2.3 Changing notions of the therapeutic relationship and responsibility
The shift in practitioner-patient relationships in the last 30 years was described earlier in this book. In addition, Budd and Sharma note that in industrialised societies the nature of the majority of illnesses presented to doctors has changed from acute to chronic and, along with this, the nature of the healing relationship has also changed (1994, p. 11). For many long-term conditions, orthodox treatment can provide only short-term gains. Instead, the key issue is the management of symptoms. In many cases, a person takes on the role of being an expert in that they direct and know the best ways of dealing with episodes of ill health. This type of person is what the government terms ‘the expert patient’ (DoH, 1999, 2001). At the same time, everyone is presented in health policy ideology as a new consumer of health care services under the NHS, whether they are chronically ill or not. People have rights about their own health and obligations to look after it, while state-provided health services claim to be more patient-centred.

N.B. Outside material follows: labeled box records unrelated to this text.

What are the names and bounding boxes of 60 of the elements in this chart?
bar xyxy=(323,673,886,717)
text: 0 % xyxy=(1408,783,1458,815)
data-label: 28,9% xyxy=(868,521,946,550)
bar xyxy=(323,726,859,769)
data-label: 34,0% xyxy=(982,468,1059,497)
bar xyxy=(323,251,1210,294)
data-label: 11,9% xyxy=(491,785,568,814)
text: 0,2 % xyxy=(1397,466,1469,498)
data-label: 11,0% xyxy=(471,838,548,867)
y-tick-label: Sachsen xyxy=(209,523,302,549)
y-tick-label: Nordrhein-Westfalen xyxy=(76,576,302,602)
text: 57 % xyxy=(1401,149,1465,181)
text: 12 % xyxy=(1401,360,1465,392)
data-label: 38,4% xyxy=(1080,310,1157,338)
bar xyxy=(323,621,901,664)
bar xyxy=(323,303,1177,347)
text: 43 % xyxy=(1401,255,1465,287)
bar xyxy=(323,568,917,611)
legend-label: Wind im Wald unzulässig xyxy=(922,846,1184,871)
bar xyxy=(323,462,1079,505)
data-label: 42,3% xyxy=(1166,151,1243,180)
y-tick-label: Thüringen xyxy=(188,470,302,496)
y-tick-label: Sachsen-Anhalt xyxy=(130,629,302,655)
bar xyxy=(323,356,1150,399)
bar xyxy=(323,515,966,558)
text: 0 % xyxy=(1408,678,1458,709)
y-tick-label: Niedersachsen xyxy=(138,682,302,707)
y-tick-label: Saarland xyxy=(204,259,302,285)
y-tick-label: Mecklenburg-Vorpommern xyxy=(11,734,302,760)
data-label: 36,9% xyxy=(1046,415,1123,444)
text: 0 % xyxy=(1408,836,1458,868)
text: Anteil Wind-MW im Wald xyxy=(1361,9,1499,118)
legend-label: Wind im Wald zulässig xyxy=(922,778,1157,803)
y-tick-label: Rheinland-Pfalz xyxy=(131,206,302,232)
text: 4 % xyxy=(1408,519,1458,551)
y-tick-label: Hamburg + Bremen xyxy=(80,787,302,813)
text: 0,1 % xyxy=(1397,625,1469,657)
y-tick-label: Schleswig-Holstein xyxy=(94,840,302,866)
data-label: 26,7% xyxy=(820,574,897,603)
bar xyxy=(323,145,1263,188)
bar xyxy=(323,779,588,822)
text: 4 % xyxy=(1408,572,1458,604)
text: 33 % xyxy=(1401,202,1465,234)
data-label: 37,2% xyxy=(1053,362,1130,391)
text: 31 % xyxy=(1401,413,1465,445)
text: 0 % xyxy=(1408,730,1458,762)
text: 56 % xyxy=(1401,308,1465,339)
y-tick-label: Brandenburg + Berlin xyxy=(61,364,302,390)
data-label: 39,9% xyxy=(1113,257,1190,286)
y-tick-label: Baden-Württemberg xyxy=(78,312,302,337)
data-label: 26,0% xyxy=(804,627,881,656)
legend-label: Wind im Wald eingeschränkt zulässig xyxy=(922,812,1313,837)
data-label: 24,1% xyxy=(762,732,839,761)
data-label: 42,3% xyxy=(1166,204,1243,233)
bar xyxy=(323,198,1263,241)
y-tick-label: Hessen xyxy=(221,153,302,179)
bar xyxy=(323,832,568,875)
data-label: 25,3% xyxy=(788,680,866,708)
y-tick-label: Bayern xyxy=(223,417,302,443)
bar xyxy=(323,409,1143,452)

Changes in the therapeutic relationship can be seen in the way in which the training of doctors, nurses and the professions allied to medicine now pays more attention to social and psychological aspects of care. The shift from paternalism to shared decision making is perhaps most apparent in primary care services and is witnessed by the growing interest in narrative-based medicine, which puts the patient's story centre stage (see, for example, Greenhalgh and Hurwitz, 1998). Despite the rhetoric of patient-centredness, change is slow because of entrenched attitudes about the appropriate roles of practitioners and patients. For patients to gain greater power and control, professionals have to relinquish their power and control. Real change requires a complete restructuring of health services and health roles. However, in theory, if not fully in practice, there is a definite shift towards sharing therapeutic responsibility (for a discussion of this, see Coulter, 1999). This includes giving people the information they need to make decisions and be an active partner in the therapeutic alliance. To what extent this idea of partnerships of responsibility is a reality depends on both the individuals (users and practitioners) and the settings, situations and health matters involved.